Convert nominal results to have snps rather than rsids:
python convertNominal2SNPLOC.py Total
python convertNominal2SNPLOC.py Nuclear
mkdir ../data/overlapeQTL_try2
sbatch run_getapafromeQTL.sh
I can group the unexplained by gene and snp then I can ask if there is at least 1 significat peak for each of these.

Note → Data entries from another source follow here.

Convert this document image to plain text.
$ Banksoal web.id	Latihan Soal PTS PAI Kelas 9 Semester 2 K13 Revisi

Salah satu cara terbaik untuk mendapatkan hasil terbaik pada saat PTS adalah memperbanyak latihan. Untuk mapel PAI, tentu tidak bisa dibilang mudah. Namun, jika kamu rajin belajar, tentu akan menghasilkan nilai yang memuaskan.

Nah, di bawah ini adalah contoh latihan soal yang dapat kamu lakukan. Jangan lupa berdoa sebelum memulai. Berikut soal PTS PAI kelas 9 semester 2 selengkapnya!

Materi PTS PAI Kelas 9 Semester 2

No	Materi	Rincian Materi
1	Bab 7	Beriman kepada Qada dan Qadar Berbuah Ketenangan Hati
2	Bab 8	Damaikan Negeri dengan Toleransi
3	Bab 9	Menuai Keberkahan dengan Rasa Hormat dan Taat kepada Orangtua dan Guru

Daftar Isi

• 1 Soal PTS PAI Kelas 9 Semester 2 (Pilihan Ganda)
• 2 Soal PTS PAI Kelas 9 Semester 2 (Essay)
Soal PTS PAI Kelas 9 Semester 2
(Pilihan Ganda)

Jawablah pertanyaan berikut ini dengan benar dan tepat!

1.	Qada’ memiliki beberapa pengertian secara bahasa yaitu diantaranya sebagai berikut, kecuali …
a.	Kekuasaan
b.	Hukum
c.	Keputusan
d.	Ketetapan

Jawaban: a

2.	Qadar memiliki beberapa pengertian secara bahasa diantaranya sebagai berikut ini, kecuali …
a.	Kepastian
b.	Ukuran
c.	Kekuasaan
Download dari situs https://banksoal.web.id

I will use the bonforoni correction here and multiply the pvalue by the number of peaks in the gene:snp association.
nomnames=c("peakID", 'snp','dist', 'pval', 'slope')
totalapaUnexplained=read.table("../data/overlapeQTL_try2/apaTotal_unexplainedQTLs.txt", stringsAsFactors = F, col.names = nomnames)
totalapaUnexplained=totalapaUnexplained %>% separate(peakID, into=c("chr","start","end","geneID"), sep=":") %>% separate(geneID, into=c("gene", "loc", "strand", "PASnum"), sep="_") %>% group_by(gene, snp) %>% mutate(nPeaks=n(), adjPval=pval* nPeaks)%>% dplyr::slice(which.min(adjPval))
totalapaUnexplained_sig= totalapaUnexplained %>% filter(adjPval<.05)
Look at distribution of these pvals:
ggplot(totalapaUnexplained, aes(x=adjPval)) + geom_histogram(bins=50)
Version | Author | Date |
---|---|---|
b907ac1 | brimittleman | 2019-06-12 |
Proportion explained:
nrow(totalapaUnexplained_sig)/nrow(totalapaUnexplained)
[1] 0.1632653
I tested 588 unexplained eQTLs in the total fraction and 96 have a bonforoni corrected significant peak.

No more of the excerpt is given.